Poster
General Scene Adaptation for Vision-and-Language Navigation
Haodong Hong · Yanyuan Qiao · Sen Wang · Jiajun Liu · Qi Wu
Hall 3 + Hall 2B #76
Vision-and-Language Navigation (VLN) tasks mainly evaluate agents based on one-time execution of individual instructions across multiple environments, aiming to develop agents capable of functioning in any environment in a zero-shot manner. However, real-world navigation robots often operate in persistent environments with relatively consistent physical layouts, visual observations, and language styles from instructors. Such a gap in the task setting presents an opportunity to improve VLN agents by incorporating continuous adaptation to specific environments. To better reflect these real-world conditions, we introduce GSA-VLN (General Scene Adaptation for VLN), a novel task requiring agents to execute navigation instructions within a specific scene and simultaneously adapt to it for improved performance over time.

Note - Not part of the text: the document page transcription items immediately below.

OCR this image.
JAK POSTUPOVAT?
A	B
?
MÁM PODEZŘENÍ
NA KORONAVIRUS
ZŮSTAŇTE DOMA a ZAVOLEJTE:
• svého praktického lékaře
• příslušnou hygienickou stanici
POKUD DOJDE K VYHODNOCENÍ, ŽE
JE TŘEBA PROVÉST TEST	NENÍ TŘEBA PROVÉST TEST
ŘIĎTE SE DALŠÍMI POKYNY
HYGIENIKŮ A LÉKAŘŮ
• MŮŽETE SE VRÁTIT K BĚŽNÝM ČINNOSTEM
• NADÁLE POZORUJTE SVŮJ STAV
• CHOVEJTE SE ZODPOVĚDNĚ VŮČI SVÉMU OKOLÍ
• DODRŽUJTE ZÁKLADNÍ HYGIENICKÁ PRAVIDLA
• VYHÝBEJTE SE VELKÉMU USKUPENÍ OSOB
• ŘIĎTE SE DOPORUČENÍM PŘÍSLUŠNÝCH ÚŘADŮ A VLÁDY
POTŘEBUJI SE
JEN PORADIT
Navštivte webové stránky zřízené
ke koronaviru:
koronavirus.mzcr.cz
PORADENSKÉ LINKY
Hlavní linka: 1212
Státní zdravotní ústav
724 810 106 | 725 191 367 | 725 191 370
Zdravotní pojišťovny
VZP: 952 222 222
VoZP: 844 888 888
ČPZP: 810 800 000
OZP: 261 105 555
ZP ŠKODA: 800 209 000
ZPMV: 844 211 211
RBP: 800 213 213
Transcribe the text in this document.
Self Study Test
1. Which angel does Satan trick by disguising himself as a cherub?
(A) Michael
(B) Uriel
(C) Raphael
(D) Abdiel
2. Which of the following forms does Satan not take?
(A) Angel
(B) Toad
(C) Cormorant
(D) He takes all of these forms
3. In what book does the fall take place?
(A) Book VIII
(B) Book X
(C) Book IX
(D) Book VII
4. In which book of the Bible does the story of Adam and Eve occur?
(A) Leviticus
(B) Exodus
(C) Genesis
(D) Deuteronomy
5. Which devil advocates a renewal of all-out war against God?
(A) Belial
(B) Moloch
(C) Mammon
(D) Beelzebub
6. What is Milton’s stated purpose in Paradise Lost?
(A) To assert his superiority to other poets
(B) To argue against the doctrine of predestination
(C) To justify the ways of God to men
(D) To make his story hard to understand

To evaluate the proposed task, one has to address two challenges in existing VLN datasets: the lack of out-of-distribution (OOD) data, and the limited number and style diversity of instructions for each scene. Therefore, we propose a new dataset, GSA-R2R, which significantly expands the diversity and quantity of environments and instructions for the Room-to-Room (R2R) dataset to evaluate agent adaptability in both ID and OOD contexts. Furthermore, we design a three-stage instruction orchestration pipeline that leverages large language models (LLMs) to refine speaker-generated instructions and apply role-playing techniques to rephrase instructions into different speaking styles. This is motivated by the observation that each individual user often has consistent signatures or preferences in their instructions, taking the use case of home robotic assistants as an example. We conducted extensive experiments on GSA-R2R to thoroughly evaluate our dataset and benchmark various methods, revealing key factors enabling agents to adapt to specific environments. Based on our findings, we propose a novel method, Graph-Retained DUET (GR-DUET), which incorporates memory-based navigation graphs with an environment-specific training strategy, achieving state-of-the-art results on all GSA-R2R splits.